Kadang-kadang, nona W tidak yakin apakah dia sedang tidur atau terjaga. Dia memiliki riwayat
menonton jam (untuk menghitung waktu terjaganya) namun berhenti melakukan hal tersebut
ketika dia menyadari bahwa hal tersebut berkontribusi pada masalahnya. Dilaporkan,
insomnianya tidak terkait dengan perubahan musim, siklus menstruasi, atau translokasi zona
waktu. Kebersihan tidur dasarnya baik. Nafsu makan dan libido tidak berubah. Dia menyangkal
adanya gangguan mood, kecuali karena cukup frustrasi dan prihatin tentang masalah sulit
tidurnya dan pengaruhnya terhadap pekerjaannya. Pekerjaan pasien melibatkan kegiatan duduk
di mikroskop selama 6 jam dari 9 jam waktu kerja perharinya serta mendokumentasikan
temuannya dengan cermat. Output kerjanya tidak menurun, tapi dia harus "mengecek ulang"
keakuratannya.
Dia menggambarkan dirinya sebagai seorang yang worrier dan memiliki kepribadian tipe-A.
Pasien tidak tahu bagaimana cara bersantai. Misalnya, pada saat liburan dia terus-menerus
mengkhawatirkan hal-hal yang buruk yang mungkin dapat terjadi dan tidak akan berhenti sampai
dia tiba di tempat tujuan, check in, dan unpack barang. Bahkan sampai saat itu pula, pasien
masih tidak bisa rileks.
Riwayat medis biasa-biasa saja kecuali tonsilektomi (usia 16 tahun). Sakit kepala migrain (saat
ini), dan hiperkolesterolemia yang dikontrol diet. Dia mengonsumsi naproxen (Naprosyn) sesuai
kebutuhan untuk sakit kepala. Saat ini pasien tidak minum minuman berkafein, merokok, atau
minum minuman beralkohol. Dia juga tidak menggunakan narkoba.

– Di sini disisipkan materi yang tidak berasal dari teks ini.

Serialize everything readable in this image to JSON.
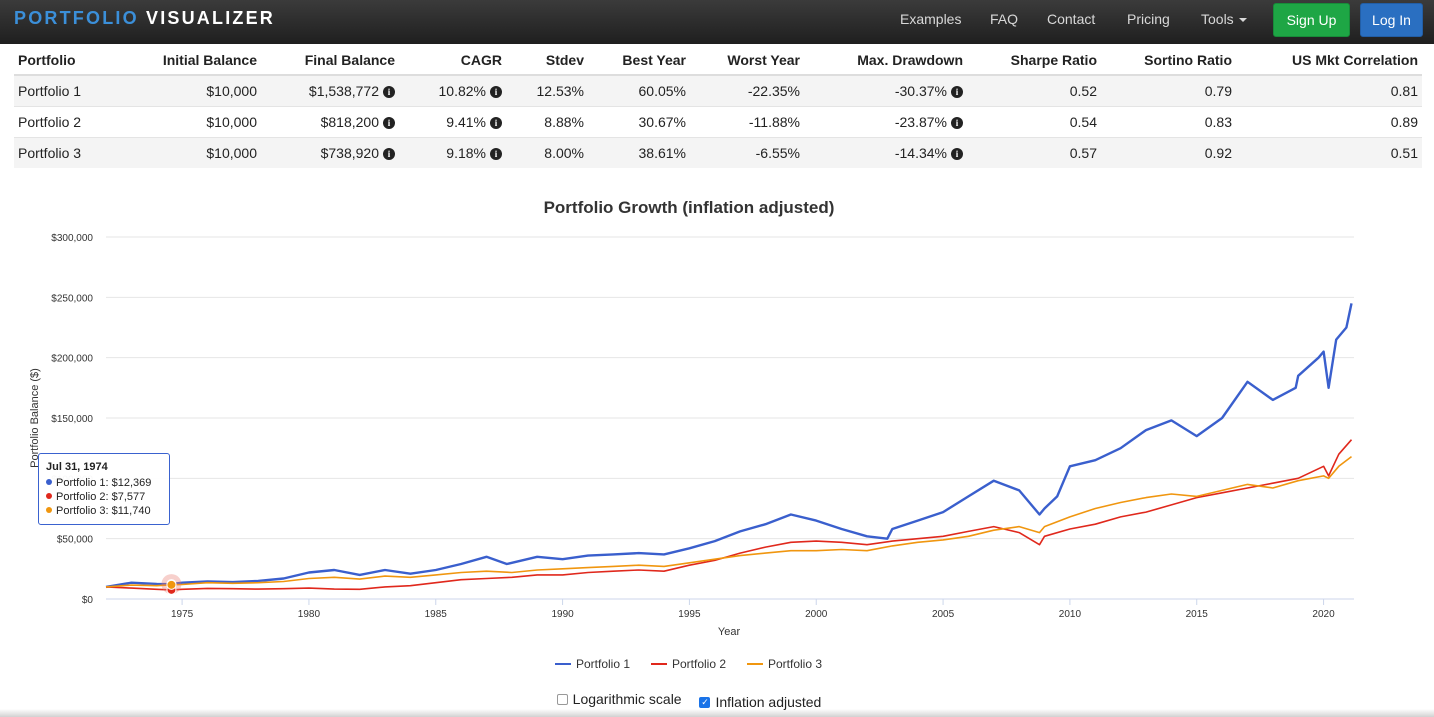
{
  "brand": {
    "part1": "PORTFOLIO",
    "part2": "VISUALIZER"
  },
  "nav": {
    "links": [
      "Examples",
      "FAQ",
      "Contact",
      "Pricing"
    ],
    "tools": "Tools",
    "signup": "Sign Up",
    "login": "Log In"
  },
  "table": {
    "headers": [
      "Portfolio",
      "Initial Balance",
      "Final Balance",
      "CAGR",
      "Stdev",
      "Best Year",
      "Worst Year",
      "Max. Drawdown",
      "Sharpe Ratio",
      "Sortino Ratio",
      "US Mkt Correlation"
    ],
    "rows": [
      {
        "name": "Portfolio 1",
        "initial": "$10,000",
        "final": "$1,538,772",
        "cagr": "10.82%",
        "stdev": "12.53%",
        "best": "60.05%",
        "worst": "-22.35%",
        "drawdown": "-30.37%",
        "sharpe": "0.52",
        "sortino": "0.79",
        "corr": "0.81"
      },
      {
        "name": "Portfolio 2",
        "initial": "$10,000",
        "final": "$818,200",
        "cagr": "9.41%",
        "stdev": "8.88%",
        "best": "30.67%",
        "worst": "-11.88%",
        "drawdown": "-23.87%",
        "sharpe": "0.54",
        "sortino": "0.83",
        "corr": "0.89"
      },
      {
        "name": "Portfolio 3",
        "initial": "$10,000",
        "final": "$738,920",
        "cagr": "9.18%",
        "stdev": "8.00%",
        "best": "38.61%",
        "worst": "-6.55%",
        "drawdown": "-14.34%",
        "sharpe": "0.57",
        "sortino": "0.92",
        "corr": "0.51"
      }
    ]
  },
  "tooltip": {
    "date": "Jul 31, 1974",
    "rows": [
      "Portfolio 1: $12,369",
      "Portfolio 2: $7,577",
      "Portfolio 3: $11,740"
    ]
  },
  "controls": {
    "log_label": "Logarithmic scale",
    "log_checked": false,
    "infl_label": "Inflation adjusted",
    "infl_checked": true
  },
  "chart_data": {
    "type": "line",
    "title": "Portfolio Growth (inflation adjusted)",
    "xlabel": "Year",
    "ylabel": "Portfolio Balance ($)",
    "xlim": [
      1972,
      2021.2
    ],
    "ylim": [
      0,
      300000
    ],
    "xticks": [
      1975,
      1980,
      1985,
      1990,
      1995,
      2000,
      2005,
      2010,
      2015,
      2020
    ],
    "yticks": [
      0,
      50000,
      100000,
      150000,
      200000,
      250000,
      300000
    ],
    "ytick_labels": [
      "$0",
      "$50,000",
      "$100,000",
      "$150,000",
      "$200,000",
      "$250,000",
      "$300,000"
    ],
    "grid": true,
    "legend": "bottom",
    "series": [
      {
        "name": "Portfolio 1",
        "color": "#3a5fcd",
        "x": [
          1972,
          1973,
          1974,
          1974.58,
          1975,
          1976,
          1977,
          1978,
          1979,
          1980,
          1981,
          1982,
          1983,
          1984,
          1985,
          1986,
          1987,
          1987.8,
          1988,
          1989,
          1990,
          1991,
          1992,
          1993,
          1994,
          1995,
          1996,
          1997,
          1998,
          1999,
          2000,
          2001,
          2002,
          2002.8,
          2003,
          2004,
          2005,
          2006,
          2007,
          2008,
          2008.8,
          2009,
          2009.5,
          2010,
          2011,
          2012,
          2013,
          2014,
          2015,
          2016,
          2017,
          2018,
          2018.9,
          2019,
          2019.8,
          2020,
          2020.2,
          2020.5,
          2020.9,
          2021.1
        ],
        "y": [
          10000,
          13500,
          12500,
          12369,
          13500,
          14500,
          14000,
          15000,
          17000,
          22000,
          24000,
          20000,
          24000,
          21000,
          24000,
          29000,
          35000,
          29000,
          30000,
          35000,
          33000,
          36000,
          37000,
          38000,
          37000,
          42000,
          48000,
          56000,
          62000,
          70000,
          65000,
          58000,
          52000,
          50000,
          58000,
          65000,
          72000,
          85000,
          98000,
          90000,
          70000,
          75000,
          85000,
          110000,
          115000,
          125000,
          140000,
          148000,
          135000,
          150000,
          180000,
          165000,
          175000,
          185000,
          200000,
          205000,
          175000,
          215000,
          225000,
          245000
        ]
      },
      {
        "name": "Portfolio 2",
        "color": "#e0281c",
        "x": [
          1972,
          1973,
          1974,
          1974.58,
          1975,
          1976,
          1977,
          1978,
          1979,
          1980,
          1981,
          1982,
          1983,
          1984,
          1985,
          1986,
          1987,
          1988,
          1989,
          1990,
          1991,
          1992,
          1993,
          1994,
          1995,
          1996,
          1997,
          1998,
          1999,
          2000,
          2001,
          2002,
          2003,
          2004,
          2005,
          2006,
          2007,
          2008,
          2008.8,
          2009,
          2010,
          2011,
          2012,
          2013,
          2014,
          2015,
          2016,
          2017,
          2018,
          2019,
          2020,
          2020.2,
          2020.6,
          2021.1
        ],
        "y": [
          10000,
          9000,
          8000,
          7577,
          8000,
          8800,
          8500,
          8200,
          8500,
          9000,
          8200,
          8000,
          10000,
          11000,
          13500,
          16000,
          17000,
          18000,
          20000,
          20000,
          22000,
          23000,
          24000,
          23000,
          28000,
          32000,
          38000,
          43000,
          47000,
          48000,
          47000,
          45000,
          48000,
          50000,
          52000,
          56000,
          60000,
          55000,
          45000,
          52000,
          58000,
          62000,
          68000,
          72000,
          78000,
          84000,
          88000,
          92000,
          96000,
          100000,
          110000,
          102000,
          120000,
          132000
        ]
      },
      {
        "name": "Portfolio 3",
        "color": "#f0960f",
        "x": [
          1972,
          1973,
          1974,
          1974.58,
          1975,
          1976,
          1977,
          1978,
          1979,
          1980,
          1981,
          1982,
          1983,
          1984,
          1985,
          1986,
          1987,
          1988,
          1989,
          1990,
          1991,
          1992,
          1993,
          1994,
          1995,
          1996,
          1997,
          1998,
          1999,
          2000,
          2001,
          2002,
          2003,
          2004,
          2005,
          2006,
          2007,
          2008,
          2008.8,
          2009,
          2010,
          2011,
          2012,
          2013,
          2014,
          2015,
          2016,
          2017,
          2018,
          2019,
          2020,
          2020.2,
          2020.6,
          2021.1
        ],
        "y": [
          10000,
          11500,
          11000,
          11740,
          12000,
          13500,
          13000,
          13500,
          14500,
          17000,
          18000,
          16500,
          19000,
          18000,
          20000,
          22000,
          23000,
          22000,
          24000,
          25000,
          26000,
          27000,
          28000,
          27000,
          30000,
          33000,
          36000,
          38000,
          40000,
          40000,
          41000,
          40000,
          44000,
          47000,
          49000,
          52000,
          57000,
          60000,
          55000,
          60000,
          68000,
          75000,
          80000,
          84000,
          87000,
          85000,
          90000,
          95000,
          92000,
          98000,
          102000,
          100000,
          110000,
          118000
        ]
      }
    ]
  }
}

Masalah insomnia dimulai setelah ia melakukan relokasi ke kota baru dimana ia bekerja. Dia
mengaitkan insomnianya dengan lingkungan yang bising di mana dia tinggal. Pasien pertama
kali mencari pengobatan pada 18 bulan yang lalu. Dokter keluarganya mendiagnosisnya dengan
depresi dan ia diberikan terapi fluoxetine. Ini membuatnya "memanjat dinding". Berikutnya
dicoba antihistamin dengan hasil yang serupa. Obatnya kemudian dialihkan ke tradozone dosis
rendah (Desyrel) (untuk tidur) dan pasien mengalami mual karenanya. Setelah intervensi medis
tersebut, dia mencari perawatan medis di tempat lain. Zolpidem (Ambien) 5 mg akhirnya
diresepkan, namun obat tersebut membuatnya merasa disedasi. Setelah pasien melakukan
penghentian, dia mengalami withdrawal effect. Dokter praktik keluarga lain mendiagnosis
"gangguan kecemasan nonspesifik" dan mulai merawatnya dengan buspirone (BuSpar); sebuah
pengalaman yang dia gambarkan sebagai "memiliki alien yang mencoba keluar dari kulit saya."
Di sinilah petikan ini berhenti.